To be fair, this is an efficient way of developing. Development is always on the latest code from all teams; your tests are always running against the latest integration - and all that is great! However, there’s a trade-off between freshness and correctness--coverage. You cannot throw all your rigorous test suites against each commit to master. For example, once a regression is accidentally introduced in master, it could take a while before it’s detected, and could take significant effort to find and revert/fix the offending change among hundreds of commits. When one team’s changes break another team’s functionality, it takes even more effort to figure that out. Gradually developers give up chasing after test failures and things can quickly degenerate into perpetually broken builds.
Once in this steady state, why bother with monitoring build quality? Instead, as a developer it’s tempting to just focus on features and come back to fix tests when we need to release. So people tend to ignore failed tests and we end up in a vicious cycle of poor builds perpetuating more poor builds.
Why is green master important? A constantly green master branch can help deliver software on time and unblock testing, thus increasing the effective amount of testing exposure and improving overall product quality. Is there a practical path from the world of broken builds to green master, green like kale?
One way to reason about it is to revisit where we stand in the freshness-correctness tradeoff. A world where every change goes to master is on the extreme end of freshness. Perhaps we need to trade off some freshness for correctness. One idea that comes to mind is to separate the master branch into different team branches. After separating, each team will have to develop on their own branches. Direct code check into master will not be allowed anymore. Of course we still want to run some quick sanity tests whenever local code changes checks into team branches, so we can catch bugs as early as possible. But in order to allow merge to master, a much larger test suite is required to run. This suite will cover all aspects of our applications that will be affected by code changes, from backend to front end.

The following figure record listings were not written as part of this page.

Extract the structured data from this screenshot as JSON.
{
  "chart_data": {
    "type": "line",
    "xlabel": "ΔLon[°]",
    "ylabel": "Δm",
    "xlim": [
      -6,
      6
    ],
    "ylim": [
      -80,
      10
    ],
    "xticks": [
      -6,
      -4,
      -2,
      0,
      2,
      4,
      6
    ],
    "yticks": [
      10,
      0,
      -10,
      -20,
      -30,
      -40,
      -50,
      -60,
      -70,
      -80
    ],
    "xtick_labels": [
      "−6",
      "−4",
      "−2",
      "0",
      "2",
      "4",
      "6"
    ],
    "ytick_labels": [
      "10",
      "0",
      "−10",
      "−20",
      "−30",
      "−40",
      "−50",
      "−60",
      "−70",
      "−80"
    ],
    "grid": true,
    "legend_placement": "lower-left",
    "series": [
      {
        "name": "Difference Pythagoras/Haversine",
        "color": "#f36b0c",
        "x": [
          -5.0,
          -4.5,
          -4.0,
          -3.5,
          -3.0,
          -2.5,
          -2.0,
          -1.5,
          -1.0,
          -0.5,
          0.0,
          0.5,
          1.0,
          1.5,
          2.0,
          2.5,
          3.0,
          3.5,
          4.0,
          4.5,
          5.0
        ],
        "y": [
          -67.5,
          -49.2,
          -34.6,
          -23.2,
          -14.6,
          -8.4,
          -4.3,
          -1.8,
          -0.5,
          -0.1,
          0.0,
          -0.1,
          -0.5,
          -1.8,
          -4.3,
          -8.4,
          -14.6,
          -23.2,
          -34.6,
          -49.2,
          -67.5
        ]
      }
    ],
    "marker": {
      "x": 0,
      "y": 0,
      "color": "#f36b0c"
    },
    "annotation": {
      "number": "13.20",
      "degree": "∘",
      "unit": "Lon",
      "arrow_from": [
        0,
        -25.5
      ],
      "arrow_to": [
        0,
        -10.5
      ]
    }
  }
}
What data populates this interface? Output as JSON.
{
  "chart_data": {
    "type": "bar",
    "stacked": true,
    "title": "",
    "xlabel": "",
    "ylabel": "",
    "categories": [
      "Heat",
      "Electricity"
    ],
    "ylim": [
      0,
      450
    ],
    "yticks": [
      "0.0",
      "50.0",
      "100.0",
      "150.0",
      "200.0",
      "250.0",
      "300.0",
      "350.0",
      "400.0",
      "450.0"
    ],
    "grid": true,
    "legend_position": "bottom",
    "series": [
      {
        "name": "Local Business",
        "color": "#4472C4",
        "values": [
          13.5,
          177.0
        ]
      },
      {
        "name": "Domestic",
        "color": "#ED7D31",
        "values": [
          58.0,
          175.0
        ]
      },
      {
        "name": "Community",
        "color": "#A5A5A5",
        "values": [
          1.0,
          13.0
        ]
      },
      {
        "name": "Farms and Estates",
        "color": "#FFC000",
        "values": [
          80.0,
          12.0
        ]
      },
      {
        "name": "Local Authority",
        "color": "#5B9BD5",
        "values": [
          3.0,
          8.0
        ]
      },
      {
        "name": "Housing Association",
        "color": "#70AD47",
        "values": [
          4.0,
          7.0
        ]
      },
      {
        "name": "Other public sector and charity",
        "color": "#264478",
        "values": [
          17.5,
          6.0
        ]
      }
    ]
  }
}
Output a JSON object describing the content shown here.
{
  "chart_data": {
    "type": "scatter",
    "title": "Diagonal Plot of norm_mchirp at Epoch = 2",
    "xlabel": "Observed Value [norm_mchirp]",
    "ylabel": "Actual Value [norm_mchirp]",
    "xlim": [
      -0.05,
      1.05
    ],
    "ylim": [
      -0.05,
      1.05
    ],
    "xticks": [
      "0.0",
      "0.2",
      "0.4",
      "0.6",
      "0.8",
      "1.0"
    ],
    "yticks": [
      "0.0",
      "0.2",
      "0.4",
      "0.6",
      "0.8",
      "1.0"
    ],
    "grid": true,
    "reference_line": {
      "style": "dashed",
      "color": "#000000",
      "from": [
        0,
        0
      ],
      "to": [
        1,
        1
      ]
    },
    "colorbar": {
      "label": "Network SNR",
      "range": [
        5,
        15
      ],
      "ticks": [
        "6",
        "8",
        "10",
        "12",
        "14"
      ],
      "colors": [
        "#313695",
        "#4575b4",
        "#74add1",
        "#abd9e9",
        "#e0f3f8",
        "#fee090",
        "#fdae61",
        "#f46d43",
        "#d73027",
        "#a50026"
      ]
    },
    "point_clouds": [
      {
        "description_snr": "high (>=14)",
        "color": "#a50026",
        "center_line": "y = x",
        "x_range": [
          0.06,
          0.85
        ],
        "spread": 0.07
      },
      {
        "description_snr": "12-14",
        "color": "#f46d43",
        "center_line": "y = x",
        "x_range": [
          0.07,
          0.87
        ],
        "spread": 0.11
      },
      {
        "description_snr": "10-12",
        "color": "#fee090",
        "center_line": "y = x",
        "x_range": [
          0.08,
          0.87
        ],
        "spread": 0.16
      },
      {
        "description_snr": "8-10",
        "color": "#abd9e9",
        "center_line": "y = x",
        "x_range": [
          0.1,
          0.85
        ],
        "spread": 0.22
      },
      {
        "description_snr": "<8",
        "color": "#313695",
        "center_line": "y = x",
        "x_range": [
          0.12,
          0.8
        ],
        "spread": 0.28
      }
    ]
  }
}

This test suite could take a few hours to finish and merge frequency is reduced - but that’s what we are signing off with the freshness-correctness trade off.
We made our first step towards a perpetually green master at ThoughtSpot this year using this scheme, and things have been looking up. However, this theoretical idea runs into multiple practical issues routinely. If a component branch fails to integrate with master on a given day for any reason, they miss that window of opportunity and need to wait for another day until all such blockers (bugs) are removed. We’ve found that in some pathological conditions, this may happen quite frequently and the affected component branch keeps falling behind master with every passing day. That’s why we adopted a two way strategy - constantly down merging from master to team branch. We run same qualify jobs on master branch constantly, merging into every team branch if tests succeeded. This way we can guarantee every team branch is up to date with master branch.
There is another advantage of running tests on master branch constantly. When we run qualify tests for each team branch, we do a local merge to master first. By running the same tests on master constantly, we can be more confident that the issue is not coming from the master branch.
Since the adoption of this model, we have been happy to see green master more and more often. The red pixels on our build monitors have been aching to be called into action, but to no avail! Of course, there are many places where things can still be improved. We should add more tests in qualify jobs, including performance tests. We should allocate resources to allow qualify test suites run more often to catch bug earlier.
The most exciting part is we can start working on continuous delivery now. With a smooth CI model, we should be able to easily achieve CD and then Nirvana, in that order!